A Chinese software firm that allegedly provides intelligence to the Chinese government has been collecting data from Americans - including prominent public figures and military leaders - since 2017.
Shenzhen Zhenhua Data Technology has gathered online data and social media on more than two million people worldwide including that of 50,000 Americans for the suspected purpose of providing intelligence to Chinese military, government and commercial clients, according to Australian cybersecurity consultancy Internet 2.0.
The revelation comes after the consultancy gained access to and analyzed a copy of Zhenhua's database - called the Overseas Key Information Database or OKIDB - after it was left unsecured online.
A Chinese software firm that allegedly provides intelligence to the Chinese government has been collecting data from Americans - including prominent public figures and military leaders - since 2017. Pictured President Xi Jinping
Internet 2.0 downloaded and reconstructed about 10 percent of Zhenhua's database, the consultancy's founder Robert Potter and independent researcher Christopher Balding told the Washington Post.
The OKIDB was found to contain information on more than two million people, including at least 50,000 Americans and tens of thousands of people in prominent public positions including political, military, and business leaders.
This trove of data includes biographies and service records of aircraft carrier captains in the US Navy, profiles and family maps of foreign leaders, and social media activity from overseas US military installations, reported the Post which obtained part of the database from the consultancy.
Files were stored by the company on former Acting Secretary of the Navy Thomas Modly including his wife and children, education and private-sector background.
Also listed on the database were the USS Dwight Eisenhower and Nimitz Navy carriers and former chief of naval operations John M. Richardson.
There is no evidence that the data is currently being used by the Chinese government.
However, Zhenhua's marketing and recruiting documents describe the firm as patriotic and the military as its primary target customer, according to the Post.
As well as concerns the data is being passed to Beijing officials, Zhenhua also counts tech firms TRS and Huarong as well as state-owned company Global Tone Communication Technology among its corporate partners.
Balding said the database shows nations need to consider the 'very real threat' of surveillance by Beijing.
'Open liberal democracies must consider how best to deal with the very real threats presented by Chinese monitoring of foreign individuals and institutions outside established legal limits,' Balding told the Post.
Balding also wrote on his blog that experts 'continue to radically underestimate the investment in monitoring and surveillance tools dedicated to controlling and influencing, not just its domestic citizens and institutions, but assets outside of China'.
'The individual who provided the Shenzhen Zhenhua database by putting themselves at risk to get this data out has done an enormous service and is proof that many inside China are concerned about CCP authoritarianism and surveillance,' he wrote.
Zhenhua has denied the existence of the database and any ties between the firm and the Chinese government or military.
Shenzhen Zhenhua Data Technology has gathered online data and social media on more than two million people worldwide including that of 50,000 Americans
'Our data are all public on the internet.
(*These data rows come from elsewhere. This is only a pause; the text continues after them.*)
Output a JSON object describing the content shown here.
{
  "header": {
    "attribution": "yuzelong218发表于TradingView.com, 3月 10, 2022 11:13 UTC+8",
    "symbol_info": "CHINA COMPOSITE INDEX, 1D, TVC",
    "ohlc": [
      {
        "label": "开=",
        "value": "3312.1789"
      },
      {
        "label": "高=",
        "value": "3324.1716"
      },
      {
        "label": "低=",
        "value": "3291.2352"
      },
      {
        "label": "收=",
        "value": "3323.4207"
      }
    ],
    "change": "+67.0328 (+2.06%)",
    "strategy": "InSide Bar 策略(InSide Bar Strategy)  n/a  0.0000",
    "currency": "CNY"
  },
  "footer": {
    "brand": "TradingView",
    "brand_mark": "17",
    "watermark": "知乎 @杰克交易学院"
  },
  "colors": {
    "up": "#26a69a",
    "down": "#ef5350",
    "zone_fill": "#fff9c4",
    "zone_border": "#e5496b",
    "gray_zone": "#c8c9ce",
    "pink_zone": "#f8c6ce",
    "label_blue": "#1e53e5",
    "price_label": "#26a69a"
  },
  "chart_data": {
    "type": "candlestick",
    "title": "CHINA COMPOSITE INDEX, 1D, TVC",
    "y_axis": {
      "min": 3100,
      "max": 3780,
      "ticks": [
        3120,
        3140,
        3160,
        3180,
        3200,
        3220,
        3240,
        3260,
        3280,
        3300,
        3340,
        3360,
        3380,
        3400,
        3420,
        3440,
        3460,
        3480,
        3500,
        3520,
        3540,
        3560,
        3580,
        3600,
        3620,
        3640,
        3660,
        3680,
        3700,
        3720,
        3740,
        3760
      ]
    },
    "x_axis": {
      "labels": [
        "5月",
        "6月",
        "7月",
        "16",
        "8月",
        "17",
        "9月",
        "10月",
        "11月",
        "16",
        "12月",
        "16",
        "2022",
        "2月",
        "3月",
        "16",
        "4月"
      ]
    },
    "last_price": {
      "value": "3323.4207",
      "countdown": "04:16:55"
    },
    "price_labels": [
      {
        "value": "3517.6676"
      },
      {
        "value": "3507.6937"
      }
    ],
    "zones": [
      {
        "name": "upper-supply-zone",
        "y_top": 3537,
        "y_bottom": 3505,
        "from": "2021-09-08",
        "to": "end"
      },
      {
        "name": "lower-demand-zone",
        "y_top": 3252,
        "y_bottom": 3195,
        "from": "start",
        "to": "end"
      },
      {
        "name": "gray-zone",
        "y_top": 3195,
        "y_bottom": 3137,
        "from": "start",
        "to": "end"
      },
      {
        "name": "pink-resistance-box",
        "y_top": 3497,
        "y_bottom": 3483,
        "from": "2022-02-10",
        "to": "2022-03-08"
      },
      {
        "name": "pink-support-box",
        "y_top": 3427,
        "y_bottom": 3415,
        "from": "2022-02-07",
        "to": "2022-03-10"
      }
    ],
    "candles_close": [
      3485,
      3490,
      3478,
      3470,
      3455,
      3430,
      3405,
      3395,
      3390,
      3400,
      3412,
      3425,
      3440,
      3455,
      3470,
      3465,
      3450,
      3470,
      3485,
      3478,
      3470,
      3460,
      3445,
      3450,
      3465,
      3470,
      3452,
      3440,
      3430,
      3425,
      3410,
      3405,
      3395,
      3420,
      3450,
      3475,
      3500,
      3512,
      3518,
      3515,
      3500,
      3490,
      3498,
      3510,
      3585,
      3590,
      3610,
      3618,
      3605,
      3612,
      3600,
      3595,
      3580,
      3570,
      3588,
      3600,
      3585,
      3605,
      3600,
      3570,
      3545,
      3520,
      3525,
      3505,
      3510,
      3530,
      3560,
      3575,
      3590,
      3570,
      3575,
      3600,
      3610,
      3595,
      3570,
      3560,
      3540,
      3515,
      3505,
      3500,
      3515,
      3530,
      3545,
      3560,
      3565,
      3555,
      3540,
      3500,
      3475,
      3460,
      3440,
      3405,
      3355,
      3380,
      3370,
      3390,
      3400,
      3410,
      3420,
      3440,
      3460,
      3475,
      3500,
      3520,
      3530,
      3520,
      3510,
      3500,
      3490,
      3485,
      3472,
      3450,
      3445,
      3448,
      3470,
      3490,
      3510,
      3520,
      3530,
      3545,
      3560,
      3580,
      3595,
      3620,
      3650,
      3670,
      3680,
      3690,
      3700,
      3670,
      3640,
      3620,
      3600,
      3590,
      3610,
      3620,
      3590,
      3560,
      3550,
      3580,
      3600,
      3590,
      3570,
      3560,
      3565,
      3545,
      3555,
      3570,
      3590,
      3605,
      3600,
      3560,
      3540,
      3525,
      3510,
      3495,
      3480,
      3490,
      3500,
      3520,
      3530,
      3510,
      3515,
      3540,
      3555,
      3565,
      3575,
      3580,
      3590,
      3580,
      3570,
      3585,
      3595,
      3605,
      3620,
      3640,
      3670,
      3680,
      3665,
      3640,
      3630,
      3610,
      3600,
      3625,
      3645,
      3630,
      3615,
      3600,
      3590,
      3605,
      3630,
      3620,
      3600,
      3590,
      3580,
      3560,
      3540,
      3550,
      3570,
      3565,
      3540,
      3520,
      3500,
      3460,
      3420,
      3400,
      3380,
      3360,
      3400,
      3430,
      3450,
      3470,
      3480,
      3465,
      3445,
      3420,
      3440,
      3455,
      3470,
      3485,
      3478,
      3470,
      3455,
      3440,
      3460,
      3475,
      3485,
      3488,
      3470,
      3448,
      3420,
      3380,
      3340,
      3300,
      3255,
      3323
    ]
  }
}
We do not collect data. This is just a data integration. Our business model and partners are our trade secrets. There is no database of 2 million people,' a company representative told The Guardian.
'We are a private company. Our customers are research organizations and business groups.'
Zhenhua was founded in 2017 and is based in Shenzhen, while it also has data processing centers in more than 20 countries and regional offices in Beijing, Wuhan and Wuxi.
Its website describes social media and online analysis as a 'weapon of intelligence warfare' that can be used to 'shape people's perceptions and redesign society'.
On its WeChat blog, the company discusses US-China relations and how social media can influence the US elections.
The discovery of the database comes as tensions continue to build between the US and China.
In 2018, Pentagon officials uncovered a fitness tracking app was being used to determine the locations of US troops - and in turn overseas military bases.
Meanwhile, Donald Trump and Chinese President Xi Jinping have locked horns over the coronavirus pandemic, after Trump has repeatedly accused Beijing of a cover-up about the virus's origin and spread.